Hypotheticals

Can a Tenant Enforce an Unsigned Lease?

By 
Douglas Robbins
May 26, 2021
QUESTION: Landlord negotiates a five year commercial lease and offers it to tenant to sign. Tenant signs at Landlord's office. Landlord goes to home office to sign the lease but then changes lease by increasing the negotiated rent demanded. Then he thinks twice and refuses to sign its own modified lease. Is this an enforceable lease in its original or modified terms?

The short answer is: NO. At this particular point in time, there is no valid lease and there is no live offer from tenant.

CONTRACT THEORY.  As a background matter, in order to have a contract (of which a lease is simply a particular kind of contract) you simply need (1) an offer by one party, (2) an acceptance of that offer by another party, (3) some sort of consideration, meaning something of value to exchange, and (4) the subject matter of the agreement must not be illegal.

Here you have the Landlord making an offer in the form of the lease that she presents to the Tenant and Assignee. The Tenant accepts the offer by signing the lease. The terms of the lease involves an exchange of consideration:  presumably the landlord provides the property (a thing of value) and the tenant pays money (also a thing of value).  We will assume this commercial lease is for lawful activity, not for engaging in criminal enterprise. Normally this would be sufficient for a valid and enforceable agreement. But not in this case. In this case we have an exception called the statute of frauds.

STATUTE OF FRAUDS. The statute of frauds says that there are certain categories of agreements that must be signed in writing. In California, the statute of frauds applies to a lease if the rental term exceeds one year. See Cal. Civ. Code §§ 1091, 1624(a)(1)-(3); Cal. Civ. Proc. Code §§ 1624(a)(3), 1971. This five year commercial lease (running longer than a year) is not valid until all parties, including the landlord signs the lease. Since the landlord has refused to sign, the parties have no enforceable agreement, neither in its original form, nor in its modified form.

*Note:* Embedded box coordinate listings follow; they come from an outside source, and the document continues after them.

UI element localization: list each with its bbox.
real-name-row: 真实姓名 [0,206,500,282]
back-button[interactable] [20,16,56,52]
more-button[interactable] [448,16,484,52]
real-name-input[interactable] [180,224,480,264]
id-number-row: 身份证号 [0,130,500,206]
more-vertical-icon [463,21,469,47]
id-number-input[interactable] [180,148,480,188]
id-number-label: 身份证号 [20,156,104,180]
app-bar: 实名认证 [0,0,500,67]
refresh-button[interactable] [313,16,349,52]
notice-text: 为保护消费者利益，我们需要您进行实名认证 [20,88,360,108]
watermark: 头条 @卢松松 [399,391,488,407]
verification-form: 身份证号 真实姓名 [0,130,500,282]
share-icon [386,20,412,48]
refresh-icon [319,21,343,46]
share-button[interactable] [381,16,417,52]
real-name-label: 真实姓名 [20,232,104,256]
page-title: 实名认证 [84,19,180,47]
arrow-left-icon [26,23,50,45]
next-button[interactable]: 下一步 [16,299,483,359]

COUNTEROFFER.  Moreover, the Landlord has rejected the Tenant's signed lease by making a counteroffer. A counteroffer is (1) a rejection of the last offer and (2) makes a new offer of terms.  Here, the Tenant signed the lease, turning that document, effectively, into an offer for the Landlord to then accept or reject. The Landlord rejected that lease offer by making material changes in the lease terms, increasing the rent. Now the signed lease offer is a dead offer. The Tenant has no obligation to make good on the original signed offer, and is not bound by the old signed lease. The Tenant may now accept, reject, or counteroffer the Landlord’s last offer as Tenant sees fit.

PROMISSORY ESTOPPEL. To make things more complicated, although the Parties may not have a valid lease, Tenant may have an action for promissory estoppel against the Landlord. Despite the statute of frauds, an oral agreement may be enforceable if (1) the tenant detrimentally changed position in reasonable reliance on the agreement and unconscionable injury would occur should it not be enforced or (2) the landlord accepted the benefits of the agreement and would be unjustly enriched by its nonenforecment. Here the facts are not clear if the Landlord forced the Tenant to “change position” –meaning do something that made the Tenant worse off in reliance on the Landlord’s promise--something like give notice to another landlord and move out, leaving the Tenant now with no place to conduct business. But if the elements of promissory estoppel are met then the Tenant may have an action against the Landlord, not for breach of lease but for reliance on an ORAL promise.

On this issue, an important treatise notes, landlords should avoid “duping” their prospective tenants:

Statements to a prospective commercial tenant like, “Don't worry, your lease is as good as signed ... ” . . . may “dupe” the prospective tenant into relying on the landlord's word. If the prospective tenant then starts spending money on the space, thinking he or she already has a deal (e.g., hiring space designer, ordering new business cards and stationery), the landlord is sure to draw a lawsuit if he or she reneges on the supposed “deal,” contending a lease was never signed!

Terry B. Friedman et al., Cal. Prac. Guide Landlord-Tenant § 2:90 (2011).